En 1996, Feu le Roi Hassan II avait demandé aux Marocains, face à une des pires sécheresses qu’avait connu le pays, de ne pas célébrer le rituel de l’Aïd Al-Adha. Pourtant, en cette époque pas si lointaine, les préoccupations liées au réchauffement climatique n’étaient pas vraiment des priorités cardinales pour le Maroc. C’est l’impact sur le secteur primaire de la sécheresse qui motive alors cette décision du Souverain de manière conjoncturelle, avec l’espoir que les auspices soient meilleurs dès la saison agricole suivante.
27 ans plus tard, la sécheresse est devenue systématique et le stress hydrique est une réalité que plus personne (ou presque) ne conteste. En témoigne la mobilisation des autorités pour la mise en œuvre d’une politique de souveraineté hydrique, sous l’impulsion royale, dont les enjeux ont été discutés encore très récemment à l’occasion de la tenue du SIAM 2023.

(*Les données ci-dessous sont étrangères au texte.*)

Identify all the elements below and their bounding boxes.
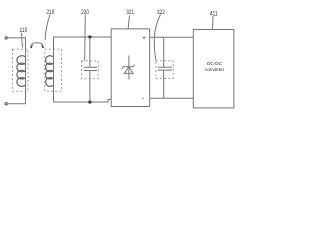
inductor L1 primary coil 110 <box>17 56 26 87</box>
wire top input <box>7 38 25 104</box>
wire bottom input <box>7 103 25 105</box>
terminal T1 (top input) <box>5 37 7 39</box>
inductor L2 secondary coil 210 <box>46 56 54 87</box>
zener diode D1 <box>122 56 134 80</box>
svg-text:+: + <box>142 35 146 42</box>
svg-text:converter: converter <box>205 67 224 73</box>
label 110 <box>20 28 28 48</box>
node dot bottom (cap 220 junction) <box>88 100 91 103</box>
dashed box 322 <box>156 61 173 79</box>
svg-text:DC-DC: DC-DC <box>207 61 222 67</box>
label 210 <box>45 10 55 40</box>
svg-text:-: - <box>142 95 144 102</box>
dashed box 110 <box>13 49 29 91</box>
capacitor C1 220 <box>84 37 97 102</box>
terminal T2 (bottom input) <box>5 103 7 105</box>
wire rectifier to DC-DC bottom <box>150 97 194 99</box>
wire rectifier to DC-DC top <box>150 36 194 38</box>
wire secondary top <box>54 37 112 102</box>
svg-text:110: 110 <box>20 28 28 34</box>
rectifier box U1 321 <box>111 29 150 107</box>
DC-DC converter box U2 411 <box>193 30 234 108</box>
label 322 <box>154 10 165 61</box>
node dot top (cap 220 junction) <box>88 35 91 38</box>
svg-text:210: 210 <box>47 10 55 16</box>
label 321 <box>126 10 134 29</box>
svg-text:322: 322 <box>157 10 165 16</box>
capacitor C2 322 <box>158 37 172 98</box>
dashed box 220 <box>82 61 99 79</box>
label 220 <box>81 10 89 61</box>
label 411 <box>210 11 218 29</box>
wire secondary bottom <box>54 100 112 103</box>
coupling arc <box>30 43 44 49</box>
svg-text:411: 411 <box>210 11 218 17</box>
dashed box 210 <box>45 49 62 91</box>
svg-text:321: 321 <box>126 10 134 16</box>
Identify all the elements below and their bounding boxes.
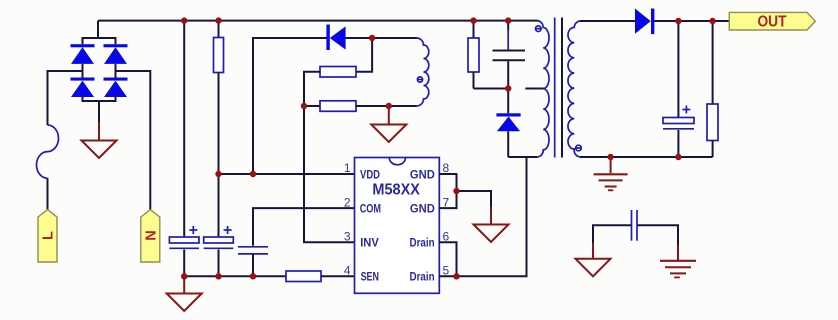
junction aux-R3 bbox=[369, 35, 375, 41]
transformer T1 primary winding bbox=[537, 21, 549, 157]
svg-text:L: L bbox=[41, 231, 57, 240]
earth ground E2 Y-cap bbox=[660, 261, 696, 278]
resistor R2 sense bbox=[286, 271, 321, 282]
fuse F1 bbox=[36, 125, 58, 178]
wire C2 to bus bbox=[218, 250, 220, 277]
junction rail-clamp resistor bbox=[470, 17, 476, 23]
diode D2 bridge top-right bbox=[104, 44, 128, 64]
wire R3 left to divider node bbox=[304, 72, 320, 106]
svg-text:1: 1 bbox=[344, 161, 351, 175]
resistor R5 clamp bbox=[468, 38, 479, 72]
wire rail to bridge top bbox=[97, 21, 99, 38]
capacitor C3 bbox=[238, 247, 268, 254]
wire Y-cap right bbox=[637, 225, 678, 245]
wire C1 to bus bbox=[183, 250, 185, 277]
wire bus to ground G2 bbox=[183, 276, 185, 293]
wire clamp resistor to node bbox=[473, 72, 475, 89]
diode D5 aux rectifier bbox=[326, 25, 345, 51]
diode D7 output rectifier bbox=[635, 9, 654, 35]
wire COM to IC pin2 bbox=[253, 208, 355, 246]
transformer core line 2 bbox=[561, 18, 563, 158]
wire out resistor top bbox=[712, 21, 714, 104]
junction out cap bottom bbox=[675, 154, 681, 160]
wire ground stub dark red bbox=[98, 122, 100, 141]
resistor R1 startup vertical bbox=[214, 38, 224, 73]
resistor R3 feedback upper bbox=[320, 67, 356, 78]
terminal N bbox=[141, 210, 160, 262]
junction out resistor top bbox=[709, 18, 715, 24]
ground G2 primary bbox=[167, 294, 202, 312]
svg-text:M58XX: M58XX bbox=[372, 182, 420, 199]
wire GND pins to ground G4 bbox=[457, 191, 492, 207]
wire ground bus bbox=[184, 275, 286, 277]
junction GND pins bbox=[453, 188, 459, 194]
wire pin8 GND bbox=[439, 174, 457, 208]
wire aux diode down to VDD bbox=[253, 38, 327, 174]
diode D4 bridge bottom-right bbox=[104, 78, 128, 98]
wire out resistor bottom bbox=[712, 141, 714, 158]
plus sign C2 bbox=[224, 226, 232, 234]
wire bridge top bar bbox=[83, 38, 116, 44]
wire transformer tap stub bbox=[525, 88, 544, 90]
junction bus-C3 bbox=[250, 273, 256, 279]
wire earth stub bbox=[610, 157, 612, 173]
svg-text:COM: COM bbox=[360, 202, 381, 216]
wire bridge mid-right to N bbox=[116, 71, 151, 210]
wire bridge mid-left to fuse bbox=[48, 71, 83, 125]
wire clamp node line bbox=[474, 88, 509, 90]
svg-text:N: N bbox=[143, 230, 159, 240]
polarity mark secondary bbox=[576, 145, 582, 151]
junction secondary ground bbox=[607, 154, 613, 160]
wire divider to INV pin3 bbox=[304, 106, 355, 242]
capacitor C1 electrolytic bbox=[169, 237, 199, 248]
transformer T1 secondary winding bbox=[568, 21, 581, 157]
capacitor C2 electrolytic bbox=[204, 237, 234, 248]
junction bus-C1 bbox=[181, 273, 187, 279]
svg-text:Drain: Drain bbox=[410, 270, 435, 284]
wire top DC rail bbox=[98, 20, 538, 22]
wire R3 right leg bbox=[356, 38, 372, 72]
wire Y-cap right earth stub bbox=[677, 245, 679, 260]
junction rail-startup resistor bbox=[215, 17, 221, 23]
wire diode to OUT bbox=[654, 20, 729, 22]
wire clamp cap to node bbox=[507, 61, 509, 88]
wire aux diode anode to winding bbox=[346, 37, 417, 39]
wire bridge right mid segment bbox=[115, 64, 117, 78]
capacitor C4 clamp bbox=[493, 51, 526, 61]
junction rail-clamp cap bbox=[505, 17, 511, 23]
transformer core line 1 bbox=[554, 18, 556, 158]
wire bridge left mid segment bbox=[82, 64, 84, 78]
wire node to TVS bbox=[507, 89, 509, 114]
wire aux return to ground G3 bbox=[388, 106, 390, 125]
junction VDD-aux node B bbox=[250, 171, 256, 177]
label OUT bbox=[729, 12, 815, 30]
junction aux return bbox=[386, 103, 392, 109]
wire secondary top to diode bbox=[580, 20, 635, 22]
ground G1 under bridge bbox=[82, 141, 117, 159]
junction VDD-C2 node A bbox=[215, 171, 221, 177]
wire rail to clamp resistor bbox=[473, 21, 475, 38]
junction rail-cap1 bbox=[181, 17, 187, 23]
svg-text:OUT: OUT bbox=[758, 14, 787, 31]
wire R1 to VDD node and C2 bbox=[218, 73, 220, 238]
svg-text:SEN: SEN bbox=[361, 270, 379, 284]
diode D6 TVS clamp bbox=[496, 113, 520, 131]
resistor R4 feedback lower bbox=[320, 101, 356, 112]
wire fuse to L terminal bbox=[47, 178, 49, 209]
svg-text:INV: INV bbox=[360, 236, 379, 250]
junction Drain pins bbox=[453, 273, 459, 279]
plus sign C1 bbox=[189, 226, 197, 234]
capacitor C5 output electrolytic bbox=[663, 118, 694, 129]
svg-text:Drain: Drain bbox=[410, 236, 435, 250]
wire out cap bottom bbox=[677, 130, 679, 157]
wire R4 left bbox=[304, 105, 320, 107]
resistor R6 output load bbox=[707, 104, 718, 141]
junction clamp node bbox=[505, 85, 511, 91]
junction divider node bbox=[301, 103, 307, 109]
polarity mark aux winding bbox=[417, 77, 422, 82]
plus sign C5 bbox=[682, 106, 690, 114]
IC U1 M58XX body bbox=[355, 158, 440, 294]
ground G3 aux bbox=[371, 125, 406, 143]
ground G5 Y-cap bbox=[576, 259, 611, 277]
wire drain to transformer bbox=[457, 157, 527, 276]
svg-text:VDD: VDD bbox=[360, 167, 380, 181]
svg-text:GND: GND bbox=[410, 167, 435, 181]
wire rail to clamp cap bbox=[507, 21, 509, 30]
wire secondary bottom rail bbox=[580, 156, 713, 158]
inductor L1 aux winding bbox=[417, 38, 429, 106]
capacitor C6 Y-cap bbox=[632, 210, 638, 241]
svg-text:2: 2 bbox=[344, 195, 351, 209]
wire R4 right to aux winding bottom bbox=[356, 105, 417, 107]
wire Y-cap left ground stub bbox=[592, 243, 594, 259]
wire bridge bottom to ground bbox=[98, 101, 100, 122]
wire VDD line to IC pin1 bbox=[219, 173, 355, 175]
wire ground stub G4 bbox=[490, 207, 492, 225]
junction bus-C2 bbox=[215, 273, 221, 279]
svg-text:4: 4 bbox=[344, 264, 351, 278]
diode D1 bridge top-left bbox=[71, 44, 95, 64]
wire out cap top bbox=[677, 21, 679, 118]
ground G4 IC bbox=[474, 225, 509, 243]
junction out cap top bbox=[675, 18, 681, 24]
wire R2 to IC pin4 bbox=[321, 275, 355, 277]
wire pin6 pin5 Drain bbox=[439, 242, 457, 276]
diode D3 bridge bottom-left bbox=[71, 78, 95, 98]
terminal L bbox=[38, 210, 57, 262]
wire drain horizontal bbox=[508, 156, 537, 158]
svg-text:GND: GND bbox=[410, 202, 435, 216]
wire rail to R1 startup bbox=[218, 21, 220, 38]
polarity mark primary bbox=[536, 26, 542, 32]
svg-text:3: 3 bbox=[344, 229, 351, 243]
wire TVS to drain line bbox=[507, 131, 509, 157]
wire C3 to bus bbox=[252, 254, 254, 276]
wire Y-cap left bbox=[593, 225, 632, 243]
earth ground E1 secondary bbox=[594, 174, 628, 190]
wire rail to C1 bbox=[183, 21, 185, 237]
IC notch bbox=[389, 158, 405, 165]
wire bridge bottom bar bbox=[83, 97, 116, 101]
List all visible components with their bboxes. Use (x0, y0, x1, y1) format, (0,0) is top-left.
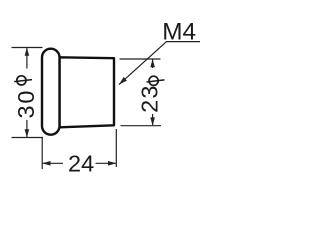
svg-text:30: 30 (13, 91, 39, 119)
svg-text:24: 24 (68, 150, 94, 176)
svg-text:23: 23 (137, 86, 163, 113)
svg-text:M4: M4 (162, 19, 196, 46)
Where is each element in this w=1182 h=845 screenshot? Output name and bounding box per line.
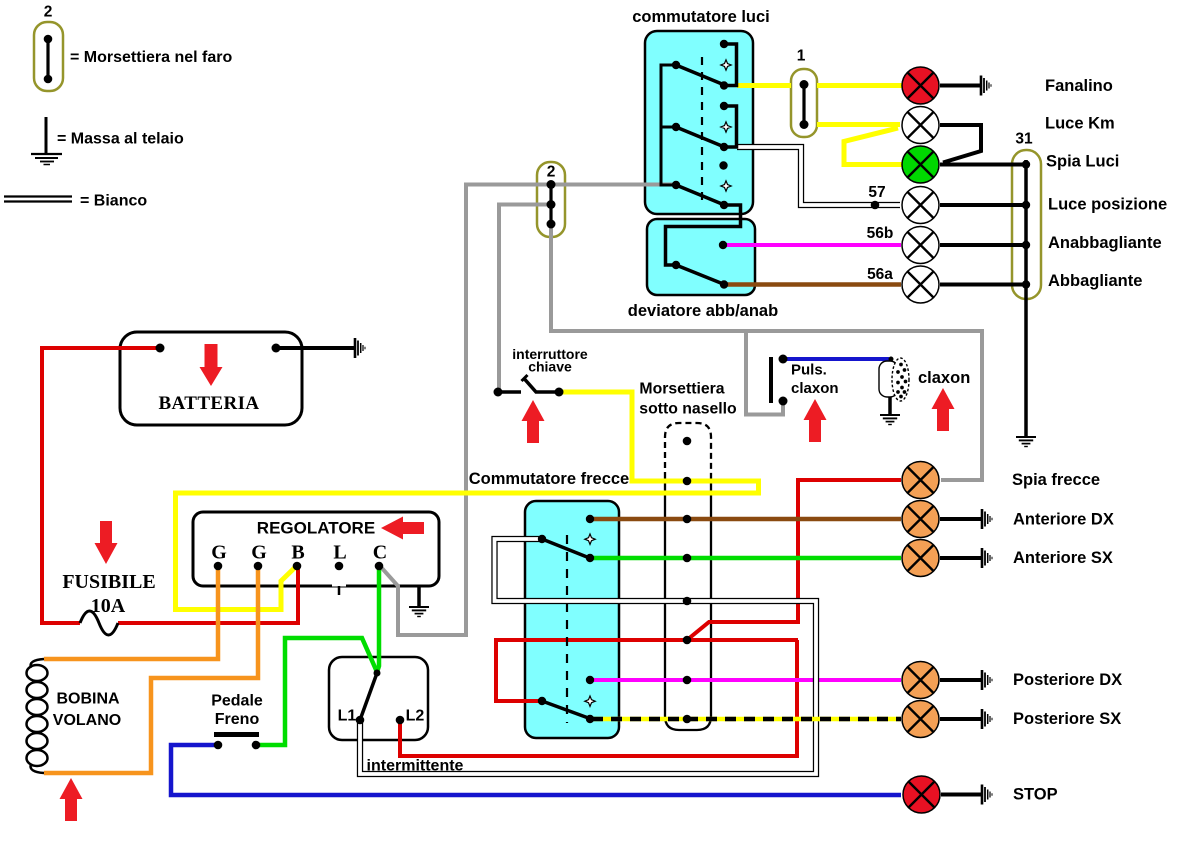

Mais, au-delà de la question de l’eau et de la sécheresse, l’Aïd Al-Adha se présente au gré du calendrier chaque année et sa concomitance ces dernières années avec la période estivale en aggrave les symptômes sociaux. L’inflation qui s’est installée est un couperet supplémentaire qui vient s’ajouter à la traditionnelle pression sur les prix en cette période de fête. Les moutons se négocieront ainsi cette année à des niveaux de prix inédits et les réactions de la population marocaine sont à la hauteur de l’impact sur leur portefeuille. Les producteurs d’ovins ont de plus en plus de mal à nourrir leur cheptel et font peser ces contraintes sur le prix face à des ménages marocains dont le pouvoir d’achat a fondu comme neige au soleil. Alors que faire face à cette spirale continue où la sécheresse et l’inflation se concurrencent pour savoir laquelle aura le pire impact ? Selon les informations qui circulent, le Gouvernement souhaiterait pallier ces risques cette année par l’importation d’un volume conséquent d’ovins de l’étranger, ce qui a priori devrait réduire la pression inflationniste, même si l’empreinte carbone de cette solution a de quoi faire frémir tout le GIEC.
Pour d’autres, qui ne sont pas dans le camp des écolos ou de celui des défenseurs de la cause animale, mais plutôt dans celui des pourfendeurs des inégalités sociales, il faudrait tout bonnement interdire le rituel de l’Aïd cette année, à cause de la pression qu’il cause socialement aux foyers marocains de la classe moyenne et populaire, face à une minorité très riche qui aggrave la hausse des prix. S’il est effectivement indispensable de préserver les Marocains, ce que cette proposition ne prend pas en compte, c’est l’importance que revêt la célébration de cette fête pour nos concitoyens. Malgré toute la pression économique qui règne à l’international et même la démagogie politique ambiante, personne ne propose de ne plus célébrer Noël. Parce que si le changement climatique est une réalité avec laquelle il faudra désormais composer, il s’agit également de se demander comment nous allons réussir à conserver nos traditions qui font notre identité. Le fait que nos concitoyens soient très attachés à ces célébrations est légitime et puisque la sécheresse est installée, nous devons trouver des mécanismes pérennes, par la régulation directe voire la subvention des prix, la limitation des ventes par individu s’il le faut, quitte à ce que les riches en profitent s’ils n’ont toujours pas compris leur responsabilité sociale dans ce sujet. Pas de Aïd en Aïd, mais de manière proactive, au risque sinon, de fragiliser en profondeur le vivre ensemble marocain et de bousculer les réalités, le moral et les finances de nos concitoyens, déjà durement éprouvés par la pandémie et l’inflation.